The space is around 60,000 square feet in total, the library would have occupied approximately 40,000 square feet, sharing the rest of the space with other county entities.

Still, the location and several other factors dissuaded trustees from making the move.

Recently appointed Trustee Jane Wheeler said the building is not a good fit and public opinion should be involved more before making a big move.

“I want probably as much as everybody for us to be able to get out of the building that was not designed as a library,” she said, referencing the library’s current home on First Avenue East. “But I think that we need to really get together and make something wonderful for where we would go in a place that we want to be. And although that facility of Gateway looks so much better than what we have right now, there's just too many other things that just don't work in that facility.”

Board Chair Doug Adams and Trustee Heidi Roedel voiced concerns about the move potentially taking away from the ImagineIF Library Foundation’s efforts to raise the remaining funds of the $1.6 million estimated to turn the Bethany Lutheran Church Ark Building into the new Bigfork library building. Fundraising for the effort sits just above the halfway mark.

Adams said he wants to focus on completing that project before focusing more money and attention on a new Kalispell building.

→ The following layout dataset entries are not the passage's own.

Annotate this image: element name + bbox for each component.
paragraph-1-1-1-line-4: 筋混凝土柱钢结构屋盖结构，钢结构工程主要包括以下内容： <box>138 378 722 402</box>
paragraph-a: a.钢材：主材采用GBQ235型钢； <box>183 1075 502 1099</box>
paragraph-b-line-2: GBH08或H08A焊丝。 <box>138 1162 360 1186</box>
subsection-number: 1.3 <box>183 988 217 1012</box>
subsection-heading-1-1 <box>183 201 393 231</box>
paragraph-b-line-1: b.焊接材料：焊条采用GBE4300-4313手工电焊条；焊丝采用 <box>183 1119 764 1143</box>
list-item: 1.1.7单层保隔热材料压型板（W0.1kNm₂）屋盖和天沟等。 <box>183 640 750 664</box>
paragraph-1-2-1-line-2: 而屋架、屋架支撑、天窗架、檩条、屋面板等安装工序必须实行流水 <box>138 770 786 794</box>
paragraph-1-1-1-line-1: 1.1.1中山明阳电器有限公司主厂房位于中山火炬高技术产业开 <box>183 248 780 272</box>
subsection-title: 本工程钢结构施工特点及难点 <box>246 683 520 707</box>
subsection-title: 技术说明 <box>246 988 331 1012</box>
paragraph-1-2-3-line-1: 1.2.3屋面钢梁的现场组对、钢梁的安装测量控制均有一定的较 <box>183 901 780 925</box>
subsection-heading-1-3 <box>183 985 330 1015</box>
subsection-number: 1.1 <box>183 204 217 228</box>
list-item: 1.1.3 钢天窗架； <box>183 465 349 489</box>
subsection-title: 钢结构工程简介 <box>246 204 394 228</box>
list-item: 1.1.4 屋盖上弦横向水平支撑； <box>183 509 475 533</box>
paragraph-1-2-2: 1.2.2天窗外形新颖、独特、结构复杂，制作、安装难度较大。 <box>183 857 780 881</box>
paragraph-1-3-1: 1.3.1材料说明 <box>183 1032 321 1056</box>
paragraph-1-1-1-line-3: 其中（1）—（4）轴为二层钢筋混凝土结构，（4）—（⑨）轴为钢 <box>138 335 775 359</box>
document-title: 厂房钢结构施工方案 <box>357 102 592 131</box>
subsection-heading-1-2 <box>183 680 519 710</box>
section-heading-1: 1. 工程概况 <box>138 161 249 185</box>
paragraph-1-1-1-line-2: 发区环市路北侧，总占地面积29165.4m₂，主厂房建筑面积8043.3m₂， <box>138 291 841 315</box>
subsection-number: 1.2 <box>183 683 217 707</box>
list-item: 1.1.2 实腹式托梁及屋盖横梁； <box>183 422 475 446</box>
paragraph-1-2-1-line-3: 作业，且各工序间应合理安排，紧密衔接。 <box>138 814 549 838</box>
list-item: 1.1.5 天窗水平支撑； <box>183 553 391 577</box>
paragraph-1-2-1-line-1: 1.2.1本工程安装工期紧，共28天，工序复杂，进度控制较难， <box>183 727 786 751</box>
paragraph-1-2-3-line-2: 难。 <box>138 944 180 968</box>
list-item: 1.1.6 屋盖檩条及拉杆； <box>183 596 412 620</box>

“I think that is the priority right now, and I do not want to dilute that effort. I think that the foundation board feels the same way — as they should. So, to me, it is more an issue of timing. If we put all our efforts into Bigfork and get that money raised and get that facility up and running, we could then do something for Kalispell after that,” Adams said.

Board Co-Chair David Ingram voiced concern about the finances of making the move to the Gateway Community Center. Ingram said he was dissuaded by an ongoing maintenance fee for the building’s communal space, which he said would come at a “significant cost” to the library. Adams said with the library’s current budget, they would have an $105,000 annual shortfall if they moved into the building.

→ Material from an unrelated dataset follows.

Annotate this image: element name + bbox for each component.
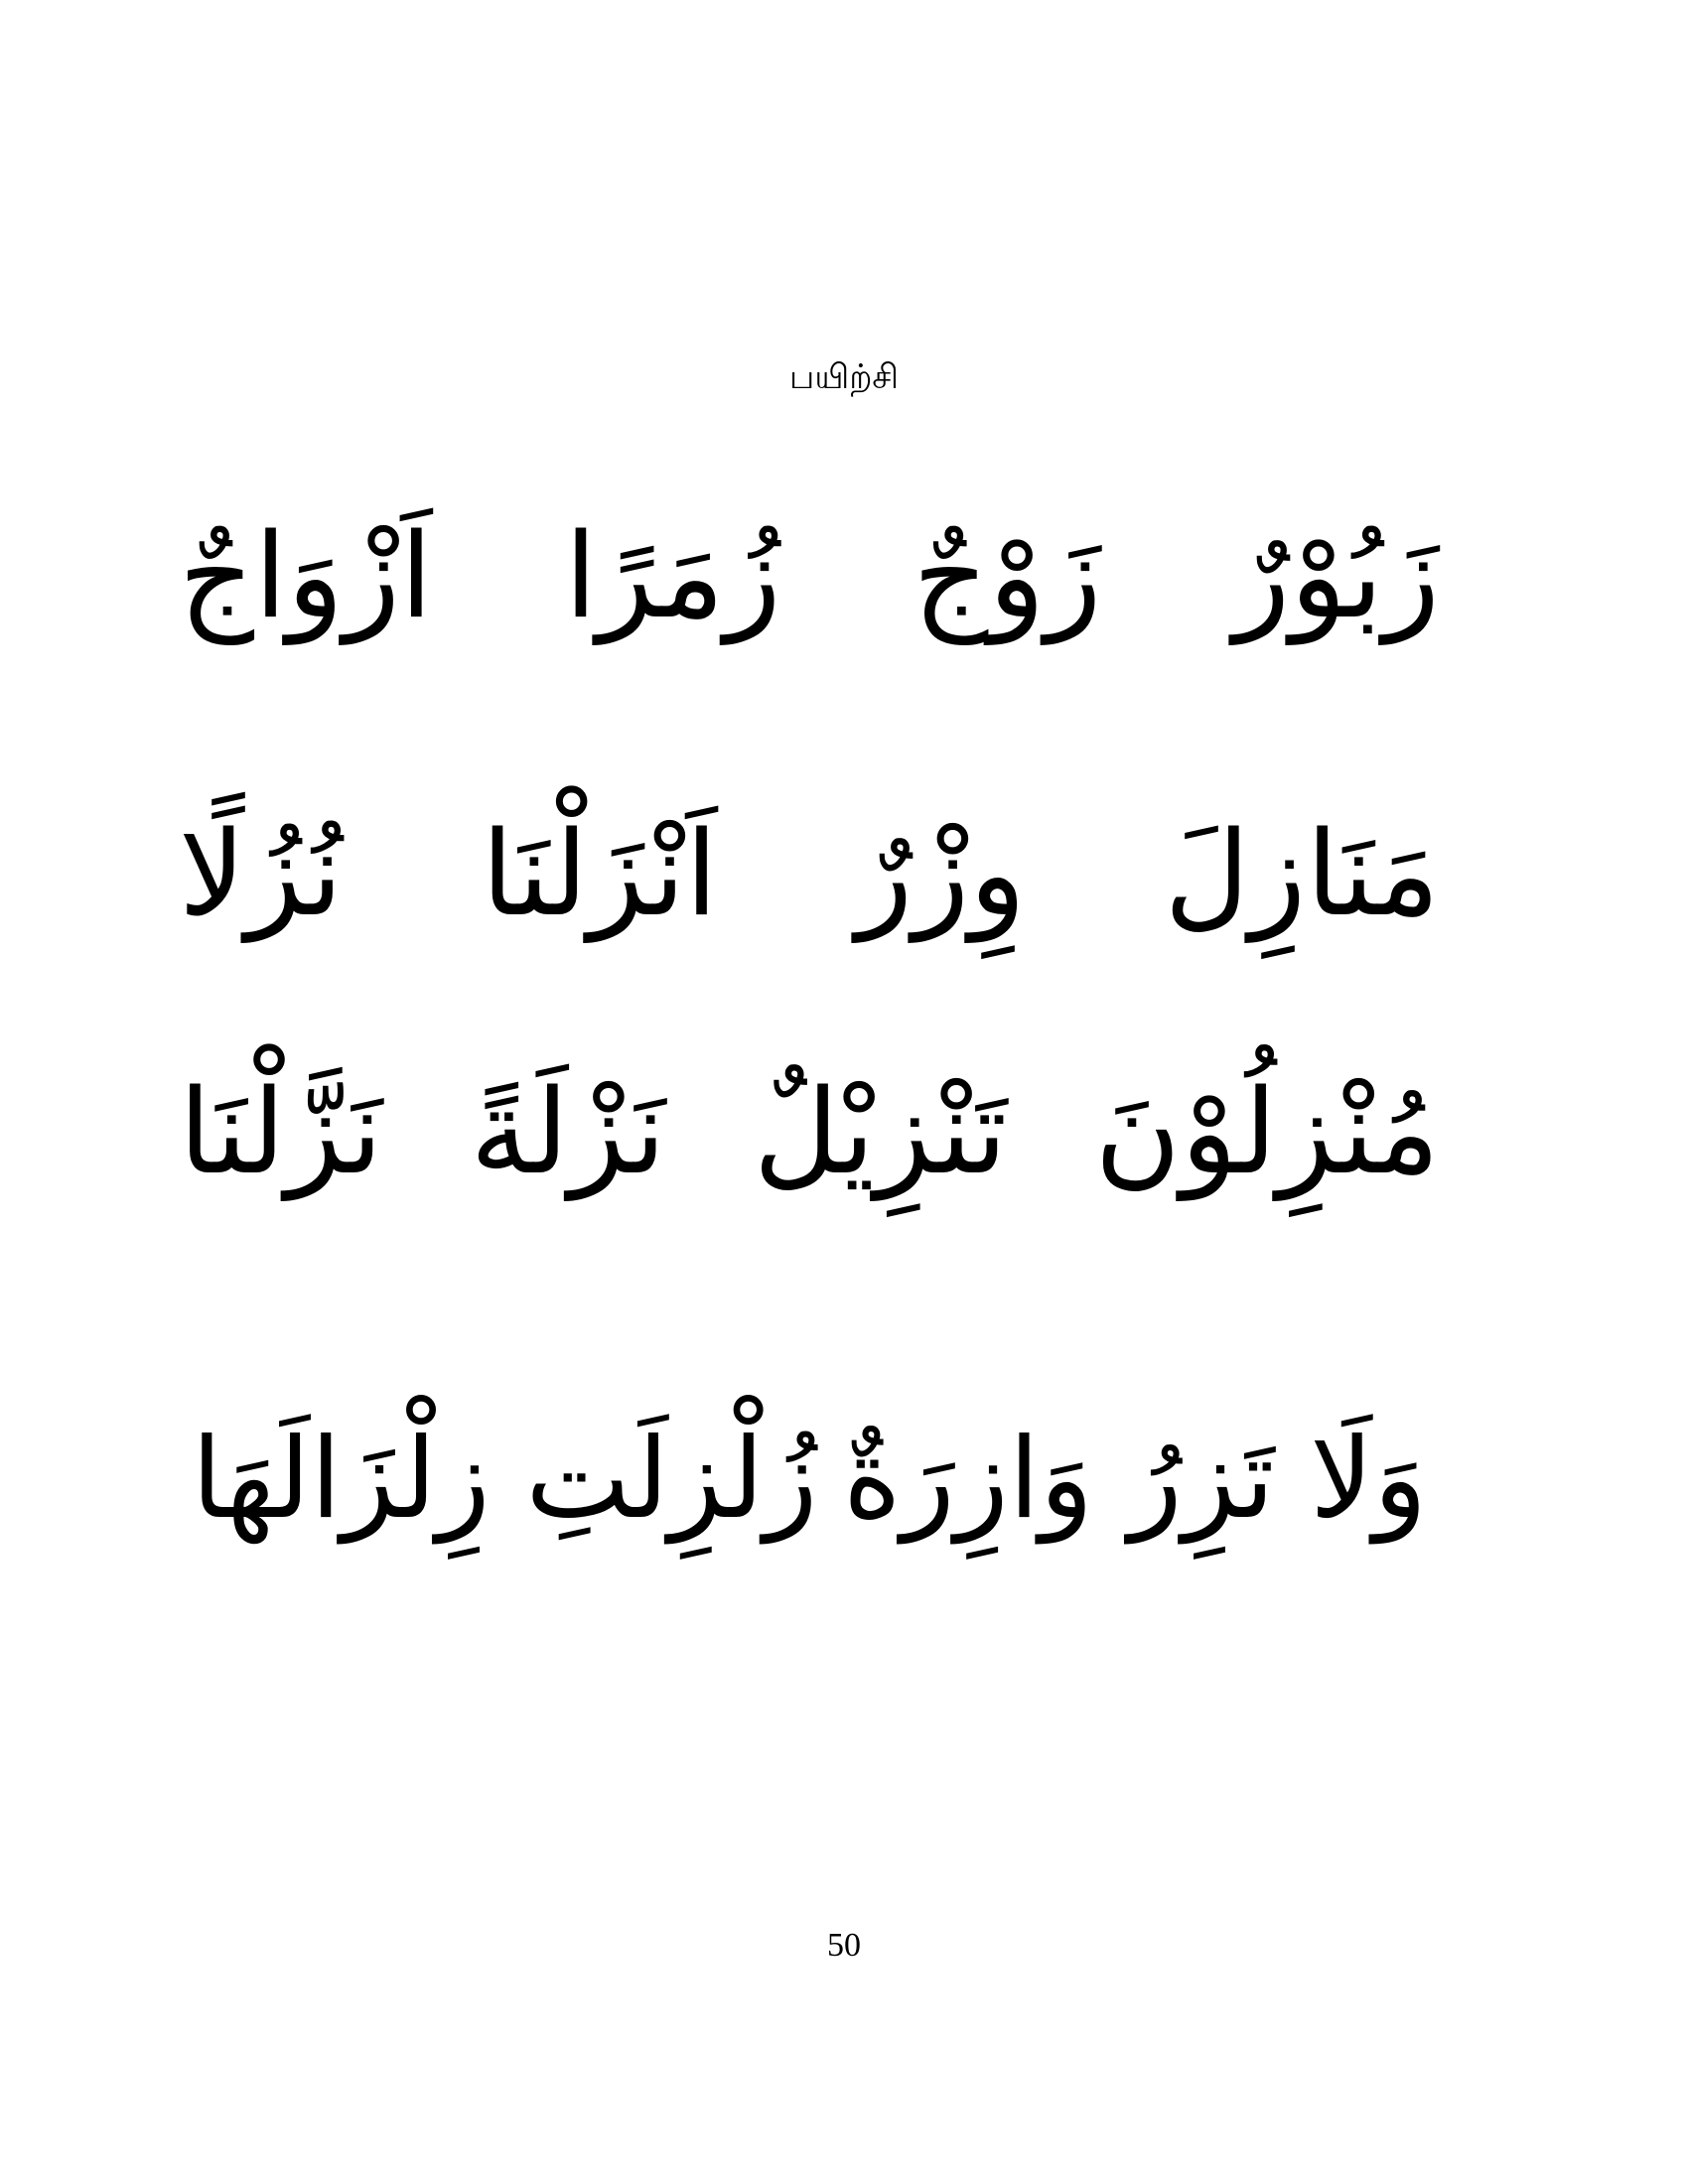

Several board members, as well as those who participated in public comment, said the Gateway Community Center was too far away from the center of town, where people could safely walk to the library.

Public comment suggested library patrons weren’t on board either.

“I'm really afraid that throwing good money after bad could result in going down this road and real fiduciary issues for the county,” Bruce Guthrie said. “So, I hope the process of investigation is going to be transparent. I hope the board is visionary and thinking in very, very long terms when it comes to creating the library that the county needs for the 21st century.”

The Kalispell library’s current location, a three story historic building in downtown, is leased by the county from Kalispell School District 5. The building has had many maintenance issues, is hard for staff to monitor and has been difficult to make ADA compliant.

While not interested in attempting right now to fundraise for a new location, Wheeler said she is interested in getting the ball rolling on a planning process by forming a committee to examine the different options.

Adams suggested reviving a capital campaign committee for the Kalispell branch.

The board has two meetings scheduled for next week.

The ImagineIF Board is set to discuss its donation policies at a special meeting on Oct. 25. The meeting is in the Kalispell library’s meeting room and begins at 11 a.m.

The board’s regular meeting is set for Oct. 27 at 9 a.m. at the Columbia Falls Fire Department, 624 First Ave W., Columbia Falls.

The board is set to discuss a book challenge for “Why Children Matter” by Doug Wilson. It was briefly discussed at September’s board meeting, but tabled for October until all trustees could read it.

In the complaint for the book, the challenger said the book warrants removal due to pedophilia allegations against the author, adding that is also poorly written. The book is described as a “Christian child rearing book,” and though it is seemingly used in many organizations’ teachings, it has also been criticized for the allegations against Wilson.